For additional information see our Science Brevia article [PubMed Abstract].
3) Future research will be directed toward identifying the molecules responsible for the reprograming of adult cells (e.g., during nuclear transfer). Such molecules could be used to reprogram adult cells directly without the need for nuclear transfer.
Confocal picture of dopaminergic neurons (green) generated in vitro from proliferating brain stem cells, as evidenced by BrdU incorporation (red).
Neural Stem Cells
We have described how midbrain rat stem cells and human brain stem cells can be proliferated in culture and differentiated into dopamine neurons that, upon transplantation, restore behavioral deficits in a rat model of Parkinson's Disease.
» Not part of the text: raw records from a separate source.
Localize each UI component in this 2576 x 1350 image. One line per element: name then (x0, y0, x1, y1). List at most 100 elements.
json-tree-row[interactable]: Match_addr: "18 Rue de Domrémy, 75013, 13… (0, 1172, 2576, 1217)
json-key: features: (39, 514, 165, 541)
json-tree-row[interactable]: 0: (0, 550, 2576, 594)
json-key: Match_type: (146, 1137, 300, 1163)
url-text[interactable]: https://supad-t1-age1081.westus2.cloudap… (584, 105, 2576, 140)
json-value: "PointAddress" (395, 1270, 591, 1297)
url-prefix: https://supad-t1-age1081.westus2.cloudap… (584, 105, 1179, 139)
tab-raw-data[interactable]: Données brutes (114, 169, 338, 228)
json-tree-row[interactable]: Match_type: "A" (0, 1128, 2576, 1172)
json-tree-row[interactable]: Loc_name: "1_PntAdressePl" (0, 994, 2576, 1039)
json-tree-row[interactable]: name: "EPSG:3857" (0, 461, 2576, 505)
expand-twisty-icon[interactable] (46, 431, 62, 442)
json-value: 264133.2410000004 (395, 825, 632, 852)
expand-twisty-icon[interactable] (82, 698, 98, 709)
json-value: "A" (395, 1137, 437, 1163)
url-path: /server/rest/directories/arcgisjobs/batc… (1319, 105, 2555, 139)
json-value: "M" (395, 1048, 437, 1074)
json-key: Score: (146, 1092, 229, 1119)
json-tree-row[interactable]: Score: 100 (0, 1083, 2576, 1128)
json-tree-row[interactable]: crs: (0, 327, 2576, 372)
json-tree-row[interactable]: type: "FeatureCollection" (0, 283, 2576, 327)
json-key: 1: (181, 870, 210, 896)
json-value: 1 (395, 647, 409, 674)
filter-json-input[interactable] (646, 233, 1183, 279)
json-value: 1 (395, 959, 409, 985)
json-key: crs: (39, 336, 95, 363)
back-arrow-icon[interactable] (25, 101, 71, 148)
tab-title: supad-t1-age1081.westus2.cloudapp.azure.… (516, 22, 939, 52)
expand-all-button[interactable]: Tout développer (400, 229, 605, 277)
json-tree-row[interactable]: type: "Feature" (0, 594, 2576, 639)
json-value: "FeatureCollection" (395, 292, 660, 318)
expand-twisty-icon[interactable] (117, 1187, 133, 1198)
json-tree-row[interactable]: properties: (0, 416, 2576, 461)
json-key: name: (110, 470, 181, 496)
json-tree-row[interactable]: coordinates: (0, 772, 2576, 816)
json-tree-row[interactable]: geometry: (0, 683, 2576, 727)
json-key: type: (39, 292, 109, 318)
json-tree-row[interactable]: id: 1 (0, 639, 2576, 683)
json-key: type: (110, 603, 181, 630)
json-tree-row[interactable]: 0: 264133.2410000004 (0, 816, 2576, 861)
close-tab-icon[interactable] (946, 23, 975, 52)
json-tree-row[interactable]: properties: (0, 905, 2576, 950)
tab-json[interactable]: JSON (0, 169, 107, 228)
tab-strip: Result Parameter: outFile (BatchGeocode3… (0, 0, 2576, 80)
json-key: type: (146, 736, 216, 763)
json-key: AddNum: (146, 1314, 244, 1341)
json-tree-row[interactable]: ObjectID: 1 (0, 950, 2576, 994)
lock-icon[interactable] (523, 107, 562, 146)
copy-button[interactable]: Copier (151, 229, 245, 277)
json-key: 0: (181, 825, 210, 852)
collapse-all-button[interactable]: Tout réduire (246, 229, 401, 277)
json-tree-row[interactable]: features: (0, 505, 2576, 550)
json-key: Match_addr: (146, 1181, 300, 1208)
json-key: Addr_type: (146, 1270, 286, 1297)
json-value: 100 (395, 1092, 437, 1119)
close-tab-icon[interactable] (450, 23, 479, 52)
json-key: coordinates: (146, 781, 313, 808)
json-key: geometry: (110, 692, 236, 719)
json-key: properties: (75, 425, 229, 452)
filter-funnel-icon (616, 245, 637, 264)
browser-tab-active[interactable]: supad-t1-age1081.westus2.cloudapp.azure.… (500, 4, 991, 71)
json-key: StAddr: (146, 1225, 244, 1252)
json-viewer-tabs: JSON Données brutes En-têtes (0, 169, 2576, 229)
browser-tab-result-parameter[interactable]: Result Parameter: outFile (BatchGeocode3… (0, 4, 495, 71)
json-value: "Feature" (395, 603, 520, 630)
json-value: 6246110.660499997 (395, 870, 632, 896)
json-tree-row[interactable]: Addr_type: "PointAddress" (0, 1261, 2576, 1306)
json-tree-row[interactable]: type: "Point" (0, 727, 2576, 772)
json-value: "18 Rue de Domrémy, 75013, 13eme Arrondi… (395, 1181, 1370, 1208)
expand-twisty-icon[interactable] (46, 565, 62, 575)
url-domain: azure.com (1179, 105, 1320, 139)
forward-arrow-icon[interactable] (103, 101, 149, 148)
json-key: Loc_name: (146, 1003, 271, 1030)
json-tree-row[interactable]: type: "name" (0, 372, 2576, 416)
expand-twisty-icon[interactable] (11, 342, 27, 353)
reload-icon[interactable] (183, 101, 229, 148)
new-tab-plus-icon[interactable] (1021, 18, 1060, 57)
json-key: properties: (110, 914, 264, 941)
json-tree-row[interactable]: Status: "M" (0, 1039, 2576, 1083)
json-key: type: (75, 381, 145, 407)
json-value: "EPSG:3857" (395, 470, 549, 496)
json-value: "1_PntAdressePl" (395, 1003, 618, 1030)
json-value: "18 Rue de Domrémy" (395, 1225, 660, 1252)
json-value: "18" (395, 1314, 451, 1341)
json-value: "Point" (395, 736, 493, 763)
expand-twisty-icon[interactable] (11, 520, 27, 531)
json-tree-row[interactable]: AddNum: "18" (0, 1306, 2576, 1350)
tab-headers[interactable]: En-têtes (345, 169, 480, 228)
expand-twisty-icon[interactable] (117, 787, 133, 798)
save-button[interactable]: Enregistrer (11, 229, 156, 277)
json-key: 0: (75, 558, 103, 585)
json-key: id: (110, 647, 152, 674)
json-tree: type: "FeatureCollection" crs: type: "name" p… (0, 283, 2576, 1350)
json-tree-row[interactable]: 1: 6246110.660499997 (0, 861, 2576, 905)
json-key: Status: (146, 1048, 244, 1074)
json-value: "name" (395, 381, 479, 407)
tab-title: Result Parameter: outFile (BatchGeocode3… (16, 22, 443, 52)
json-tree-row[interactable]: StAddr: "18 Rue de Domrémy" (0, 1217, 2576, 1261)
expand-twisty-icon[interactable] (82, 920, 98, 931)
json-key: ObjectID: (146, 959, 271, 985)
Studies directed toward the clinical application of CNS stem cells in Parkinson's Disease are underway.
Additional ongoing studies demonstrate that similar techniques allow the successful derivation of GABA neurons from brain stem cells with subsequent transplantation into animal models of Huntington's Disease.
High Throughput Screens in Human Embryonic Stem Cells
We have recently optimized techniques for hESC growth and differentiation under conditions suitable for high throughput chemical and genetic screens. Such technology will allow the identification of specific chemicals and genes that influence stem cell differentiation. This work is done in collaboration with the SKI High Throughput Screening core facility, headed by Hakim Djaballah.
Studer Lab Pursuing New Applications for Human Embryonic Stem Cells
Recent funding from www.projectals.org and the www.alsa.org opens up new opportunities to explore the use of human embryonic stem cells in the treatment of ALS.
Recent Support from the Kinetics Foundation has been essential in studies comparing the potential of various hES cell lines for the future treatment of Parkinson's disease. Currently over 20 hESC lines are being tested.
New funding from the Starr Foundation will allow the Studer lab to expand current efforts and to explore novel uses of embryonic stem cells in animal models of disease. The new Tri-Institutional Stem Cell Initiative will also create new Core-Facilities for Human Embryonic Stem Cell Research that should greatly accelerate the efforts in the lab.